Pro tip: Start simple with something like a daily reminder bot, then graduate to more complex workflow automations as you get comfortable!

📜 AI Dictionary

AI is full of jargon, and we’re here to decode it. Each week, we’ll give you a plain-English definition of a buzzy term you’ve probably seen (but never fully understood).

CLI (Command Line Interface) - noun

Your computer's text-based control panel that makes you look like a hacker in movies. Instead of clicking buttons and icons, you type commands directly to tell your computer what to do. Think of it as having a conversation with your machine using specific keywords and phrases. Modern AI coding tools like Codex CLI bring this old-school interface into the future - now you can literally chat with AI through your terminal to build entire applications.

Weird & Wonderful

In this section, we aim to spotlight something weird & wonderful in the world of AI.

This week: Will Meta's Neural Band Glasses be the new way that humans interact with technology?

Remember when BlackBerry users couldn't imagine life without physical keyboards? Meta just dropped their Ray-Ban Display glasses with Neural Band control, and it might be the beginning of the end for touchscreens as we know them.

These aren't just smart glasses - they're controlled by subtle muscle movements detected by a wristband that reads your hand signals. You can literally control them by thinking about moving your fingers, without anyone noticing. The glasses look completely normal (classic Wayfarers, naturally) but pack a colour display, an AI assistant, and six hours of battery life.

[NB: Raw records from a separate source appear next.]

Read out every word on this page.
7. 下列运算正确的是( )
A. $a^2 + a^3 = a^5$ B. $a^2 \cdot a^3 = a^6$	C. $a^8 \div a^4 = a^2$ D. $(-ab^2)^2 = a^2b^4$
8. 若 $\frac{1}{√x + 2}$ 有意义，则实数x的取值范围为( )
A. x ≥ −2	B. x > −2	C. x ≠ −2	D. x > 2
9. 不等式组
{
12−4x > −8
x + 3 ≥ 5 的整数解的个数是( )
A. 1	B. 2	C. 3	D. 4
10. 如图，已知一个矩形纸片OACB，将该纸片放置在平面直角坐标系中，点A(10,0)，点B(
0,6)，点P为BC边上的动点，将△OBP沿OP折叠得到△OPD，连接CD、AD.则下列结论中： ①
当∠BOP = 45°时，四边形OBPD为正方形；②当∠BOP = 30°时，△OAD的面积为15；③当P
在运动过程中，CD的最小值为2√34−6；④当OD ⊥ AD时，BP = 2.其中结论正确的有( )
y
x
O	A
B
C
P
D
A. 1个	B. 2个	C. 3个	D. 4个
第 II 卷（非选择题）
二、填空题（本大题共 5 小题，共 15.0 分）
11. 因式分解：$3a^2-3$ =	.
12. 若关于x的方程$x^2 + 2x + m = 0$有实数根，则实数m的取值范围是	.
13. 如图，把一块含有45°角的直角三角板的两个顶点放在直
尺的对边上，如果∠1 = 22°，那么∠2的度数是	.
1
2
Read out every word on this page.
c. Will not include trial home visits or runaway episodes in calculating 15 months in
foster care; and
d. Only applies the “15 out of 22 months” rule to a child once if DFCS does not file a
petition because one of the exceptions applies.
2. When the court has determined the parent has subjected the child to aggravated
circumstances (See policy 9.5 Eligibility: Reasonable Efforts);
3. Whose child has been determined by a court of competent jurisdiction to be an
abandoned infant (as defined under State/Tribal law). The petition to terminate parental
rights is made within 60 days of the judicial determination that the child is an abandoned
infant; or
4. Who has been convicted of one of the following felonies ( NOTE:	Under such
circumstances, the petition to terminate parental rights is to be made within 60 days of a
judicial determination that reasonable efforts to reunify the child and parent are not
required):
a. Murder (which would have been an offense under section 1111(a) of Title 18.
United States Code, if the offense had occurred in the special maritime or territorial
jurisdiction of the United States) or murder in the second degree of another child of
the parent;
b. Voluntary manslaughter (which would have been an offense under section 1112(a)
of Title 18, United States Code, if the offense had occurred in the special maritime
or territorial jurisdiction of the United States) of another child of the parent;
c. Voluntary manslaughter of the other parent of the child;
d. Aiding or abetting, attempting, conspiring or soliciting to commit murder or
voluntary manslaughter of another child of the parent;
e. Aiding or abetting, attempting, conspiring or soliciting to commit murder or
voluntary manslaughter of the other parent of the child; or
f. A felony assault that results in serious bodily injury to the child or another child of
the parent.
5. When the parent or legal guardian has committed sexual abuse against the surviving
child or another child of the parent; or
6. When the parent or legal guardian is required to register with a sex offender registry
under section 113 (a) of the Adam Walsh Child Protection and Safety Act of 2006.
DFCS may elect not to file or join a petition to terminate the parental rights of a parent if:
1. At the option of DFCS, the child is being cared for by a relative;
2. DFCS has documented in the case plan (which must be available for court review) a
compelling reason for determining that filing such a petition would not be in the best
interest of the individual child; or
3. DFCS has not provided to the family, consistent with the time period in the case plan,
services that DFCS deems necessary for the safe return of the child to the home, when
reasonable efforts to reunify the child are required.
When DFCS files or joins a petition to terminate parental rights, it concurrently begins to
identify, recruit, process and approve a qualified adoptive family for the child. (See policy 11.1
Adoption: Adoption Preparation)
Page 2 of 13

The live demo at Meta Connect was... interesting. Zuckerberg's cooking demonstration failed spectacularly when the AI couldn't follow along, and the video call wouldn't trigger properly (watch the video here). Classic tech demo chaos! But here's the thing - even with the stumbles, they actually shipped this science fiction device to market first.

This feels like one of those inflexion points where the old way of doing things suddenly looks ancient. Just like how touchscreens made physical keyboards feel clunky, gesture-controlled wearables might make fumbling with phone screens seem primitive. The future of interfaces isn't just hands-free - it's thought-controlled.

Meta's betting that the next computing revolution won't happen on your desk or in your pocket, but right on your face. Whether they're right or not, we're definitely living in interesting times.